Major Archbishop Sviatoslav Shevchuk, head of Ukraine’s Byzantine-rite Catholic Church, called their inclusion inopportune and ambiguous because it did not “take into account the context of Russia’s military aggression against Ukraine”.
The original text of the meditation the two women had written spoke of death, loss of values, rage, resignation, and reconciliation despite bombings.
Shevchuk said the text, which had been approved by the Vatican, was “incoherent and even offensive, especially in the context of the expected second, even bloodier attack of Russian troops on our cities and villages”.
Ukraine’s ambassador to the Vatican, Andrii Yurash, also expressed his unease.
On Friday night, the original text of some 200 words was replaced with two sentences: “Faced with death, silence is the most eloquent of words.
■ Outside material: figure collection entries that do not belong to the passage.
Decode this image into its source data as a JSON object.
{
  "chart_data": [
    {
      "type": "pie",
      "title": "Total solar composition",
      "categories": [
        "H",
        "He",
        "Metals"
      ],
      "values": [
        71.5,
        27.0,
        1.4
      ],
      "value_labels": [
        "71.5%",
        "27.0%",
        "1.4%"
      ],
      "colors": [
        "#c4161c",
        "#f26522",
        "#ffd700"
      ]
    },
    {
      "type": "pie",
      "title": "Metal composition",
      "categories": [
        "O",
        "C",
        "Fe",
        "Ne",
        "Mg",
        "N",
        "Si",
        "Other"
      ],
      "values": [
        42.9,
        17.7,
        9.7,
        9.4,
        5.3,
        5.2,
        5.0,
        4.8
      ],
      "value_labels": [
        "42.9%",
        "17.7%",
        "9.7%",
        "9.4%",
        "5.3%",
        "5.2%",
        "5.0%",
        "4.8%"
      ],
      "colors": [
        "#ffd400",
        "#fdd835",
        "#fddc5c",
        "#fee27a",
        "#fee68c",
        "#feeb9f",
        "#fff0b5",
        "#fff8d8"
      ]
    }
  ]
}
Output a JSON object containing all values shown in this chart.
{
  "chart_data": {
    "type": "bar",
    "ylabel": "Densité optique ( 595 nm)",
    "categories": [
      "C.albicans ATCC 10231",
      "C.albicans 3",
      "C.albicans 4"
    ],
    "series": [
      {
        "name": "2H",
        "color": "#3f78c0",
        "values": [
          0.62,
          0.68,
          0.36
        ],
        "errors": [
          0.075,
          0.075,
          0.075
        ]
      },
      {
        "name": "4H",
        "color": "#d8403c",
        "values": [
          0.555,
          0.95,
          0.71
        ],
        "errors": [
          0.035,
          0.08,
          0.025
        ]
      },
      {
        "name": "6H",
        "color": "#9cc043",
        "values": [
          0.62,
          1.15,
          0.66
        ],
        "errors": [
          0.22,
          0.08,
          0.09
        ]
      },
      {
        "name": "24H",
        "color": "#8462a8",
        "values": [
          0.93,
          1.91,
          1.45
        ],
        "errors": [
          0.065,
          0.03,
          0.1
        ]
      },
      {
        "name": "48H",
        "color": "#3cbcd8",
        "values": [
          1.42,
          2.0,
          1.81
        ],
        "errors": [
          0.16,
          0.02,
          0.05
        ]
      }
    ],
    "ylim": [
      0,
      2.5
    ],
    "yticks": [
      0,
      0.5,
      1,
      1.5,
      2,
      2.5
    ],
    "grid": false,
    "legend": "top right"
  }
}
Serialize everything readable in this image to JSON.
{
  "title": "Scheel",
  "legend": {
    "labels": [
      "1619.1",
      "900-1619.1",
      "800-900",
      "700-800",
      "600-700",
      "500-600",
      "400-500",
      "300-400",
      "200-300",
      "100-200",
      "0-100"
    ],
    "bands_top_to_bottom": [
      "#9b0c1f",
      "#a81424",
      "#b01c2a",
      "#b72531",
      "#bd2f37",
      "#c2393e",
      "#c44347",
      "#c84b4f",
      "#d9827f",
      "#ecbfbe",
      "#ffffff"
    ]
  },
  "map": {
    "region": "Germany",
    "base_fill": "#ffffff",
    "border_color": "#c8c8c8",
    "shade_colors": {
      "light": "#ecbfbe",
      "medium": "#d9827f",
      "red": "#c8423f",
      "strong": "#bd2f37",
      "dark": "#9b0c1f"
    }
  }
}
Let us all paused in silent prayer and each one pray in their hearts for peace in the world”.
The crowd of several thousands people then fell silent for about as long as it would have taken to read the original, longer meditation.
Francis sat and watched the procession sitting on white chair.
In his own final prayer, he asked God to allow “adversaries to shake hands so they can taste mutual forgiveness, to disarm the hand raised by a brother against a brother, so that concord can spring from where there is now hate.”
Since the war began, Francis has only mentioned Russia explicitly in prayers, such as during a special global event for peace on March 25. But he has made clear his opposition to Russia’s actions, using the words invasion, aggression and atrocities.
Moscow calls it actions in Ukraine a “special military operation” designed not to occupy territory but to demilitarise and “denazify” the country. Francis has implicitly rejected this definition.
The War in Ukraine is expected to continue to cast a shadow over the pope’s remaining Holy Week activities.
On Saturday evening Francis will lead an Easter Vigil Mass in the basilica.
On Easter Sunday, the most important day in the Christian liturgical calendar, he will say Mass in St. Peter’s Square and then deliver his twice-yearly “Urbi et Orbi” (to the city and the world) message and blessing.